The histopathological features suggestive of PEM are a cellular element proliferation with epithelioid cytoplasm containing melanin pigment infiltrating the papillary dermis in blocks. In immunohistochemistry studies, PEM demonstrates positivity for Melan A, HMB-45, and S-100 [17, 18]. PEM has been described as behaving less aggressively than conventional melanomas. However, our study contrasts with the other reported findings as our patient experienced an aggressive disease course, with further metastasis being detected in the lungs.

Treatments

The appropriate management of spinal tumors is debatable. Surgery and radiotherapy can be used simultaneously for the treatment of spinal tumors. Perioperative radiotherapy and brachytherapy have been extensively employed as management measures. However, both the optimal radiotherapy dosage and the method to combine surgery with radiotherapy to obtain the best outcomes are still being debated. Rades et al. [19] suggested using high-dose local radiation to prevent recurrence even when complete resection of the tumor is achieved. In their study, a 100%, 5-year, local-disease control was achieved when complete resections and radiotherapy were used together as the modality of treatment. This outcome was markedly higher than the 80%, 5-year, local-disease control achieved when only a complete resection was done. Like the published management strategy, our case also received a complete resection of the tumor along with radiation.

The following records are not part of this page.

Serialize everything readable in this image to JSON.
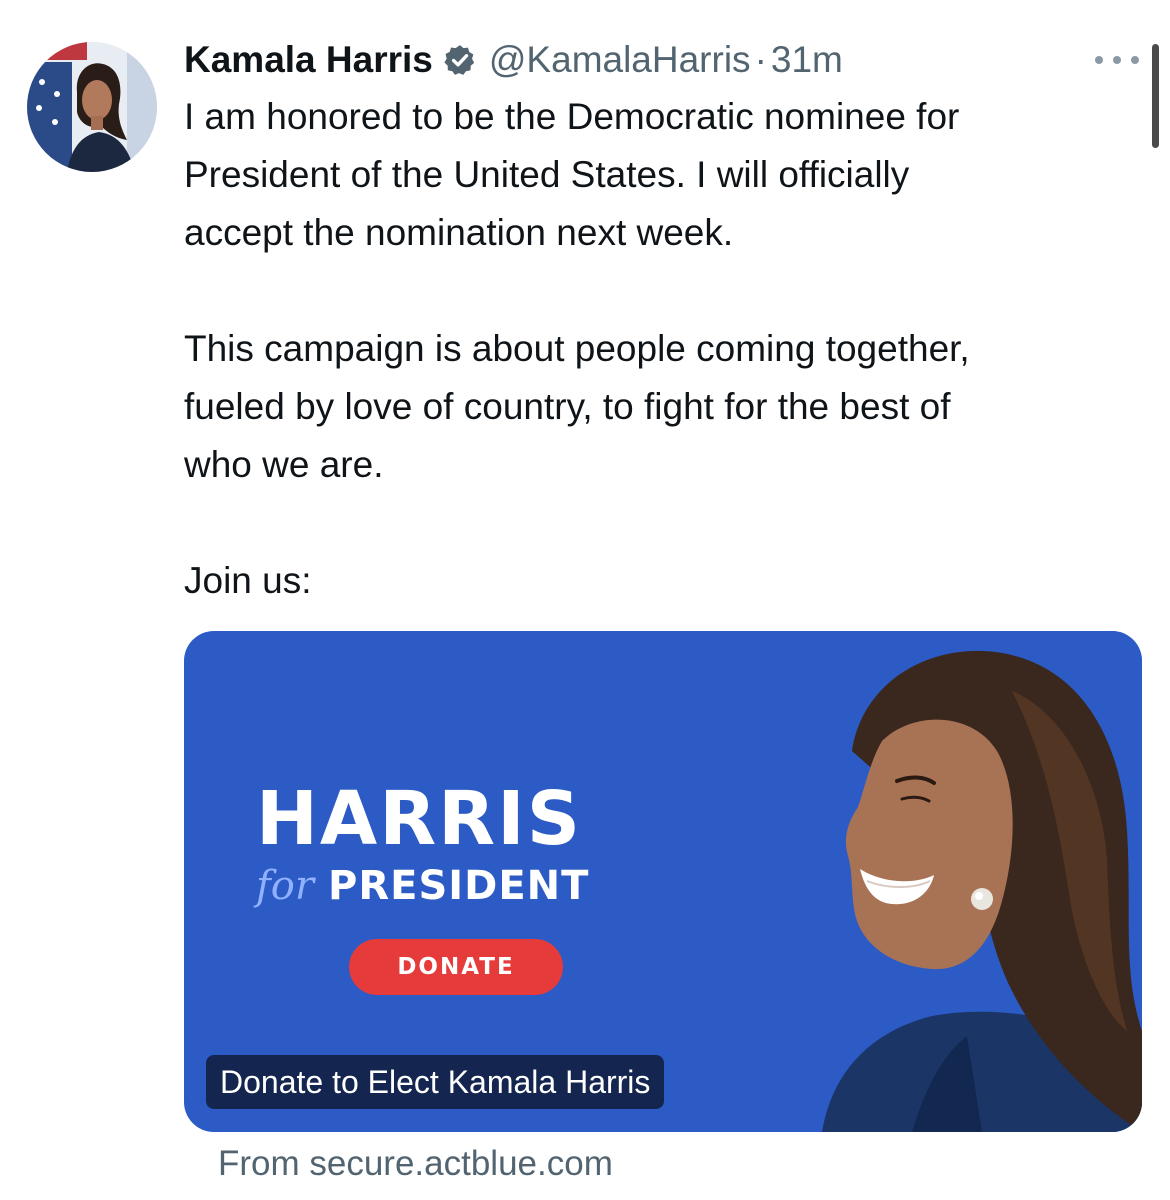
{
  "tweet": {
    "author_name": "Kamala Harris",
    "verified_icon": "verified-badge-icon",
    "handle": "@KamalaHarris",
    "separator": "·",
    "time": "31m",
    "more_icon": "more-options-icon",
    "paragraphs": [
      "I am honored to be the Democratic nominee for\nPresident of the United States. I will officially\naccept the nomination next week.",
      "This campaign is about people coming together,\nfueled by love of country, to fight for the best of\nwho we are.",
      "Join us:"
    ]
  },
  "card": {
    "logo_harris": "HARRIS",
    "logo_for": "for",
    "logo_president": "PRESIDENT",
    "donate_label": "DONATE",
    "title": "Donate to Elect Kamala Harris",
    "source": "From secure.actblue.com",
    "colors": {
      "background": "#2c5bc6",
      "donate": "#e63b3b"
    }
  },
  "colors": {
    "text": "#0f1419",
    "secondary": "#536471",
    "verified": "#536471"
  }
}
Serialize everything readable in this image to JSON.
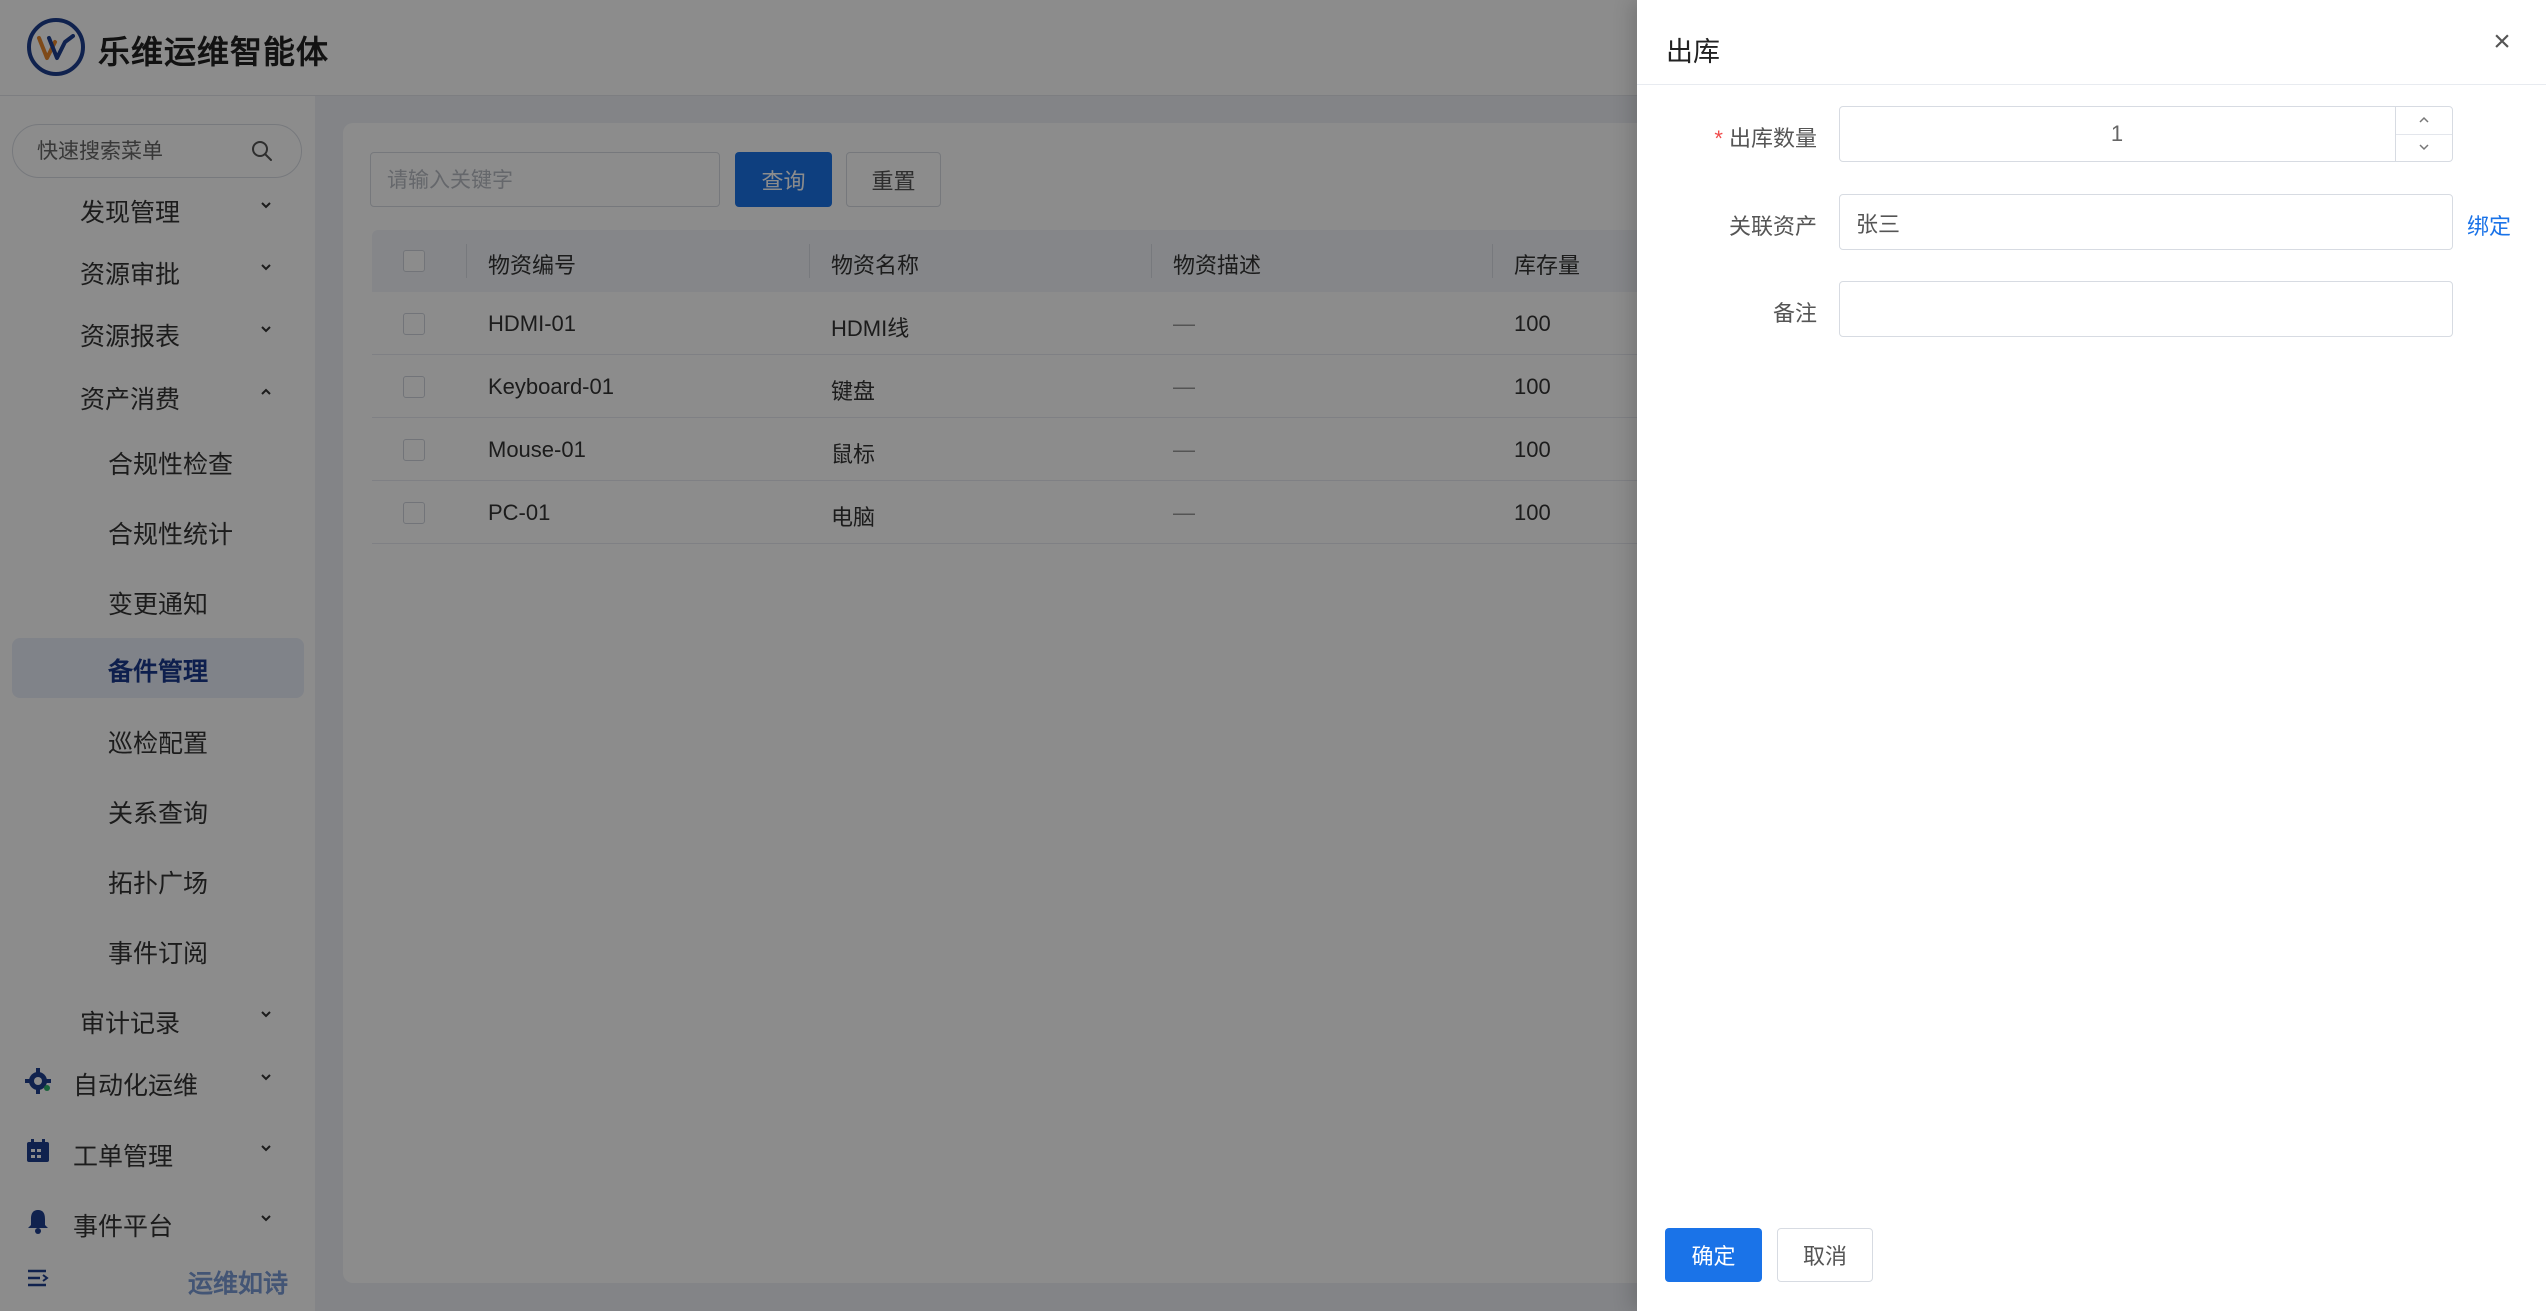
{
  "header": {
    "app_title": "乐维运维智能体"
  },
  "sidebar": {
    "search_placeholder": "快速搜索菜单",
    "groups": [
      {
        "label": "发现管理",
        "expanded": false
      },
      {
        "label": "资源审批",
        "expanded": false
      },
      {
        "label": "资源报表",
        "expanded": false
      },
      {
        "label": "资产消费",
        "expanded": true
      }
    ],
    "sub_items": [
      "合规性检查",
      "合规性统计",
      "变更通知",
      "备件管理",
      "巡检配置",
      "关系查询",
      "拓扑广场",
      "事件订阅"
    ],
    "active_item": "备件管理",
    "audit": {
      "label": "审计记录"
    },
    "top_modules": [
      {
        "label": "自动化运维",
        "icon": "gear-icon"
      },
      {
        "label": "工单管理",
        "icon": "calendar-icon"
      },
      {
        "label": "事件平台",
        "icon": "bell-icon"
      }
    ],
    "footer_text": "运维如诗"
  },
  "toolbar": {
    "keyword_placeholder": "请输入关键字",
    "query_label": "查询",
    "reset_label": "重置"
  },
  "table": {
    "columns": [
      "物资编号",
      "物资名称",
      "物资描述",
      "库存量"
    ],
    "rows": [
      {
        "code": "HDMI-01",
        "name": "HDMI线",
        "desc": "—",
        "stock": "100"
      },
      {
        "code": "Keyboard-01",
        "name": "键盘",
        "desc": "—",
        "stock": "100"
      },
      {
        "code": "Mouse-01",
        "name": "鼠标",
        "desc": "—",
        "stock": "100"
      },
      {
        "code": "PC-01",
        "name": "电脑",
        "desc": "—",
        "stock": "100"
      }
    ]
  },
  "drawer": {
    "title": "出库",
    "close": "×",
    "fields": {
      "quantity_label": "出库数量",
      "quantity_value": "1",
      "asset_label": "关联资产",
      "asset_value": "张三",
      "bind_link": "绑定",
      "remark_label": "备注",
      "remark_value": ""
    },
    "ok_label": "确定",
    "cancel_label": "取消"
  },
  "colors": {
    "primary": "#1a73e8",
    "brand_dark": "#1e3f8f",
    "required": "#f04b4b",
    "active_bg": "#e9eef9"
  }
}
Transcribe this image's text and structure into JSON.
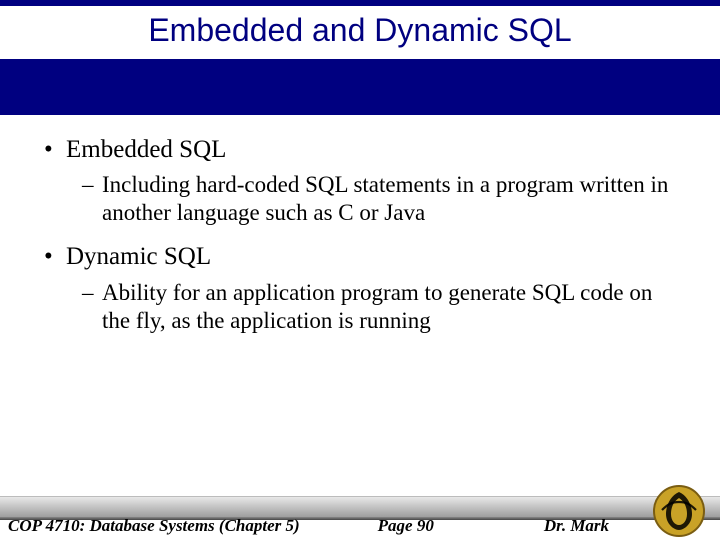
{
  "colors": {
    "navy": "#000080",
    "gold": "#c9a227",
    "footer_gray_top": "#e8e8e8",
    "footer_gray_bottom": "#9a9a9a"
  },
  "title": "Embedded and Dynamic SQL",
  "bullets": [
    {
      "text": "Embedded SQL",
      "sub": [
        "Including hard-coded SQL statements in a program written in another language such as C or Java"
      ]
    },
    {
      "text": "Dynamic SQL",
      "sub": [
        "Ability for an application program to generate SQL code on the fly, as the application is running"
      ]
    }
  ],
  "footer": {
    "course": "COP 4710: Database Systems (Chapter 5)",
    "page": "Page 90",
    "author": "Dr. Mark"
  },
  "logo_name": "ucf-pegasus-logo"
}
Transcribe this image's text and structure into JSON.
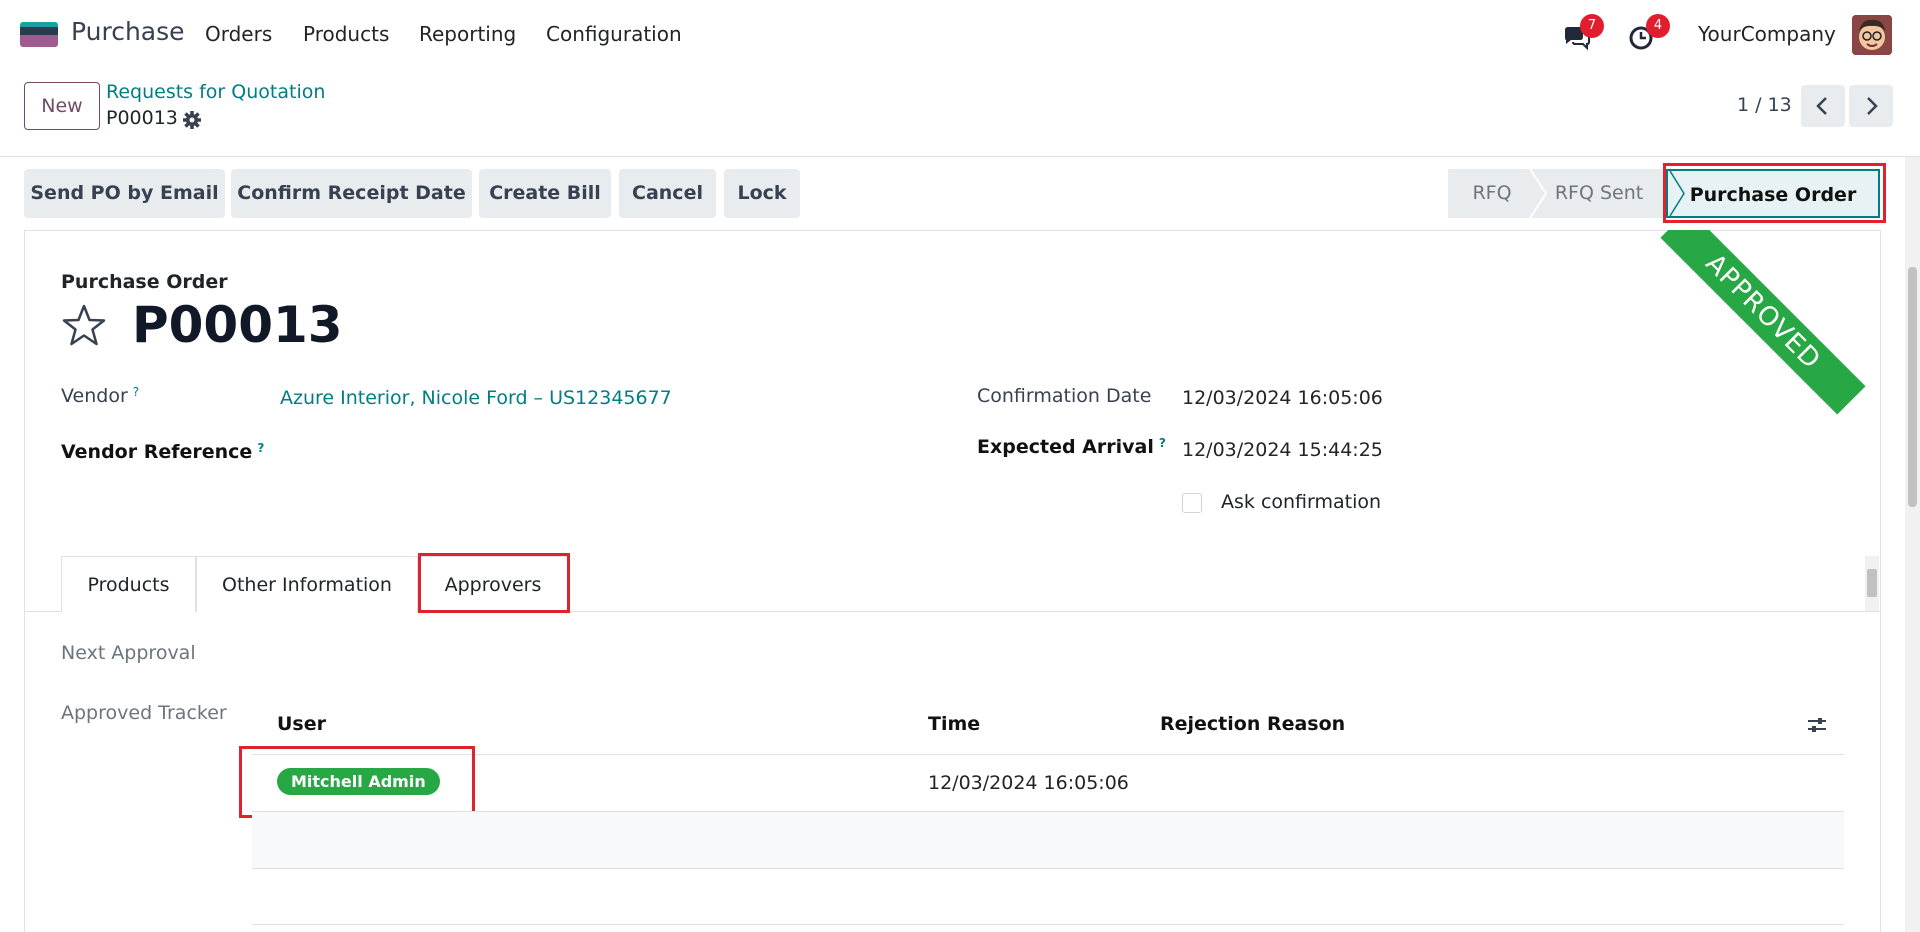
{
  "navbar": {
    "app_name": "Purchase",
    "menu": [
      "Orders",
      "Products",
      "Reporting",
      "Configuration"
    ],
    "messages_count": "7",
    "activities_count": "4",
    "company": "YourCompany"
  },
  "control_panel": {
    "new_label": "New",
    "breadcrumb_parent": "Requests for Quotation",
    "breadcrumb_current": "P00013",
    "pager": "1 / 13"
  },
  "statusbar": {
    "buttons": [
      "Send PO by Email",
      "Confirm Receipt Date",
      "Create Bill",
      "Cancel",
      "Lock"
    ],
    "stages": [
      "RFQ",
      "RFQ Sent",
      "Purchase Order"
    ],
    "active_stage": "Purchase Order"
  },
  "form": {
    "ribbon": "APPROVED",
    "title_label": "Purchase Order",
    "name": "P00013",
    "vendor_label": "Vendor",
    "vendor_value": "Azure Interior, Nicole Ford – US12345677",
    "vendor_ref_label": "Vendor Reference",
    "confirmation_date_label": "Confirmation Date",
    "confirmation_date_value": "12/03/2024 16:05:06",
    "expected_arrival_label": "Expected Arrival",
    "expected_arrival_value": "12/03/2024 15:44:25",
    "ask_confirmation_label": "Ask confirmation",
    "help_mark": "?"
  },
  "tabs": [
    "Products",
    "Other Information",
    "Approvers"
  ],
  "active_tab": "Approvers",
  "approvers": {
    "next_approval_label": "Next Approval",
    "approved_tracker_label": "Approved Tracker",
    "columns": [
      "User",
      "Time",
      "Rejection Reason"
    ],
    "rows": [
      {
        "user": "Mitchell Admin",
        "time": "12/03/2024 16:05:06",
        "reason": ""
      }
    ]
  },
  "colors": {
    "brand": "#714b67",
    "link": "#017e84",
    "approved": "#28a745",
    "highlight": "#e0222e"
  }
}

Local administration of chemotherapy could be an option for eradication of residual tumor cells after excision. Systemic chemotherapy is not used for spinal tumors because of the potential for side effects caused by the treatment strategy. Local administration of paclitaxel has shown efficacious therapeutic effects; it additionally has a radio-sensitizing property that aids local tumor control. However, chemotherapy or other therapeutic strategies has not led to benefit in the case of PEM [20].

If a tumor occurs in the spinal region, the surgical goal is to completely resect the tumor and decompress the spinal cord. The main surgical procedures are percutaneous vertebroplasty, debulking surgery, piecemeal resection, and total en bloc spondylectomy. Tumor related nerve compression can be relieved by using piecemeal resection and debulking surgery. Total en bloc spondylectomy involves removing an entire vertebral body and posterior elements to achieve tumor resection with negative margins. Evidence from the literature also indicates that gross total resection is another treatment option for central nervous system tumors [21]. There is evidence of favourable outcomes in patients undergoing complete resection of mass in PEM. Hence, gross-total surgical resection is seen as the standard of care for the treatment of PEM [20].

Long-term clinical follow-up of a patient is necessary after surgical resection and adjuvant therapy to monitor the recurrence of the tumor and determine the outcomes. With PEM, the published long-term follow-up studies do not report any adverse outcomes in cases with metastasis to the sentinel lymph nodes [22]. Metastasis to the lymph nodes does not suggest a malignant clinical course in PEM. However, our case demonstrated malignant behavior as there was metastasis to the lungs. Therefore, the prognosis in our case is not as favourable as mentioned in the literature for PEM.

In summary, this case highlights a rare case of PEM of the spine causing incomplete cord injury from a compression fracture.

PEM is an extremely rare form of pigmented melanocytic tumor. It has an uncertain malignant potential, and it predominantly occurs spontaneously in healthy patients. The rarity of the tumor creates difficulties in establishing a diagnosis. MRI is the modality of choice for patients with suspicion of spinal cord compression resulting from the tumor. Complete tumor removal and decompression of the spinal cord must be considered as part of the treatment strategy. Perioperative radiotherapy and chemotherapy have also been highlighted as modalities of treatment for spinal tumors. With our reported case, early operative intervention combined with radiotherapy produced satisfying outcomes.